Bellman Unbiasedness: Toward Provably Efficient Distributional Reinforcement Learning with General Value Function Approximation
Taehyun Cho, Seungyub Han, Seokhun Ju, Dohyeong Kim, Kyungjae Lee, Jungwoo Lee
TL;DR
This work tackles the challenge of distributional reinforcement learning (DistRL) under infinite-dimensional return distributions by introducing Bellman unbiasedness (BU) and focusing on moment functionals as the provably learnable representation. It shows that, within a broad class that includes nonlinear functionals, only moments can be exactly learnable and unbiasedly estimable, with quantiles failing to be BU or BC; this motivates a moment-based, finite-dimensional approach.
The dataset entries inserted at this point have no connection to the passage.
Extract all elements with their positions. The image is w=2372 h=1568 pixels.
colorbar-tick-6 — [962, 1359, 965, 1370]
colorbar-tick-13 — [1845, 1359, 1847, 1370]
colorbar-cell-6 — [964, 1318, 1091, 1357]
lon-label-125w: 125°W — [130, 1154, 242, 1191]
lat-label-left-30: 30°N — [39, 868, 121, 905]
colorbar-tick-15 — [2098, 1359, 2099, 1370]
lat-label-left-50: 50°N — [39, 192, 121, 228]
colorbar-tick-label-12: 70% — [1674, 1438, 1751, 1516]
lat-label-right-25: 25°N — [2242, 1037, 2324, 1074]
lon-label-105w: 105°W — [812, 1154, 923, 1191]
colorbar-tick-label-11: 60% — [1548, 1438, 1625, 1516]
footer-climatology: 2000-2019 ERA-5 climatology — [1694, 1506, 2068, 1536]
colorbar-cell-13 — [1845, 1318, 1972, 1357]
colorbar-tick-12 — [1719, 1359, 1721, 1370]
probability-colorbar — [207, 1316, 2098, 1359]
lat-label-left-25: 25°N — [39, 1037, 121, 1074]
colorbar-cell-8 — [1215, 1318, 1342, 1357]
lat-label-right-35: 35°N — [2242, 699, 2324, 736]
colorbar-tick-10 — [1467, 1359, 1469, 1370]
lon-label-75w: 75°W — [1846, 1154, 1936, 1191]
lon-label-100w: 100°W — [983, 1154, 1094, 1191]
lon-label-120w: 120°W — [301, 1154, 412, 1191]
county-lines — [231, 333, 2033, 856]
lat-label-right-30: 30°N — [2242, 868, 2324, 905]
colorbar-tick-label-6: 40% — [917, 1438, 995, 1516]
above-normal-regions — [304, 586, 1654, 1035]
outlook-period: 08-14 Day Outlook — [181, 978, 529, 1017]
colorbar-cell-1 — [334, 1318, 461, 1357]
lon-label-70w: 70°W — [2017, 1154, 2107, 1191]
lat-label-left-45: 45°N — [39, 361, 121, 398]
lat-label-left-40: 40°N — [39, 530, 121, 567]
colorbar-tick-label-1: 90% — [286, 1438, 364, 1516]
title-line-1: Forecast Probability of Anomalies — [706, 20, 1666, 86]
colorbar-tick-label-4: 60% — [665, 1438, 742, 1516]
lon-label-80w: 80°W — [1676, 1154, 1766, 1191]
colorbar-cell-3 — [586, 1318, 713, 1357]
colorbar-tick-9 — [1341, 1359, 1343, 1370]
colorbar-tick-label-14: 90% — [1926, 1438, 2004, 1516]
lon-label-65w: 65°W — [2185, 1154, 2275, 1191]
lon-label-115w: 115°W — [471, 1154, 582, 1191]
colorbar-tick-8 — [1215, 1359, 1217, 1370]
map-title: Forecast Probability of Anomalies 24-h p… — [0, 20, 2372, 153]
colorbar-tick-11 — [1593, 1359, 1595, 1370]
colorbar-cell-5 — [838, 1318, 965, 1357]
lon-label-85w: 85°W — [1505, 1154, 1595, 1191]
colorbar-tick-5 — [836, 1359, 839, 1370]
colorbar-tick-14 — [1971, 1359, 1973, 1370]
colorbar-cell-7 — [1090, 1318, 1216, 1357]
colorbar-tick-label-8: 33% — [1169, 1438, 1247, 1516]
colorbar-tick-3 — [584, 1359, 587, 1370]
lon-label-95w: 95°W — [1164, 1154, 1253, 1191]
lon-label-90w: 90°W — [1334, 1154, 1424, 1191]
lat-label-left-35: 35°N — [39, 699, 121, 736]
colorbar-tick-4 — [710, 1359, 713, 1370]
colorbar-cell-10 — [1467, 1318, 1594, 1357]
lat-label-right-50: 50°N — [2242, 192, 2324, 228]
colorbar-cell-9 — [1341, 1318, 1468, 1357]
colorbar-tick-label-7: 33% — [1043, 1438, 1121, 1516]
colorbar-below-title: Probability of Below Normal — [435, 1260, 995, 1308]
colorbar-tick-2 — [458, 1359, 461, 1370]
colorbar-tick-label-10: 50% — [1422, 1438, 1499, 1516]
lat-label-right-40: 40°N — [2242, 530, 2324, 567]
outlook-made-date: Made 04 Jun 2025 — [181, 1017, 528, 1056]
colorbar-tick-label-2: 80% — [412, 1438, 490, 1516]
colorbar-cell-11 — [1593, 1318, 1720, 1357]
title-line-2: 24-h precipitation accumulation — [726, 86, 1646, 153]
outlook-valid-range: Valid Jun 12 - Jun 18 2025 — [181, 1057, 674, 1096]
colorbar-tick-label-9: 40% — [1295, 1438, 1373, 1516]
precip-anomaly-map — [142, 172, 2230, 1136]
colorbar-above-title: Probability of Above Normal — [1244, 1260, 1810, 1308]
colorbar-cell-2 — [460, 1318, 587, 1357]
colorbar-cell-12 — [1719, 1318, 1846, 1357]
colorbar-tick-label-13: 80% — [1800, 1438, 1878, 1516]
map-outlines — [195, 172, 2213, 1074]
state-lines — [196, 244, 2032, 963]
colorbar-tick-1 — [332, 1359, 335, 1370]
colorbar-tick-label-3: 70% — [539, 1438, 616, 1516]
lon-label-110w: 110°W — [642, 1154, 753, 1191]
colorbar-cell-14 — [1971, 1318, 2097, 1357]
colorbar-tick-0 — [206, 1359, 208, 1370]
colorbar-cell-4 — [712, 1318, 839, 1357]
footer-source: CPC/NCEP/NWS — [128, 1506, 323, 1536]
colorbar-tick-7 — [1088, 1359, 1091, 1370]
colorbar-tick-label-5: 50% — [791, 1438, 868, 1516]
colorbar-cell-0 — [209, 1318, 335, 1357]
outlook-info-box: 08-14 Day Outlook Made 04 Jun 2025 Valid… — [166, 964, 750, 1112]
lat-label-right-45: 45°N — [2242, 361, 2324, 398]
The authors propose SF-LSVI, a Statistical Functional Least Square Value Iteration algorithm that performs online, moment-based TD updates under general value function approximation, achieving a regret bound of $\tilde{O}(d_E H^{3/2} \sqrt{K})$ and matching or improving upon prior results under weaker assumptions. Collectively, the paper provides a principled framework for provably efficient DistRL with GVFA by compressing infinite-dimensional distributions into a finite set of estimable moments, enabling rigorous regret guarantees and avoiding detrimental discretization gaps.
Abstract
Distributional reinforcement learning improves performance by capturing environmental stochasticity, but a comprehensive theoretical understanding of its effectiveness remains elusive. In addition, the intractable element of the infinite dimensionality of distributions has been overlooked. In this paper, we present a regret analysis of distributional reinforcement learning with general value function approximation in a finite episodic Markov decision process setting. We first introduce a key notion of $\textit{Bellman unbiasedness}$ which is essential for exactly learnable and provably efficient distributional updates in an online manner. Among all types of statistical functionals for representing infinite-dimensional return distributions, our theoretical results demonstrate that only moment functionals can exactly capture the statistical information. Secondly, we propose a provably efficient algorithm, $\texttt{SF-LSVI}$, that achieves a tight regret bound of $\tilde{O}(d_E H^{\frac{3}{2}}\sqrt{K})$ where $H$ is the horizon, $K$ is the number of episodes, and $d_E$ is the eluder dimension of a function class.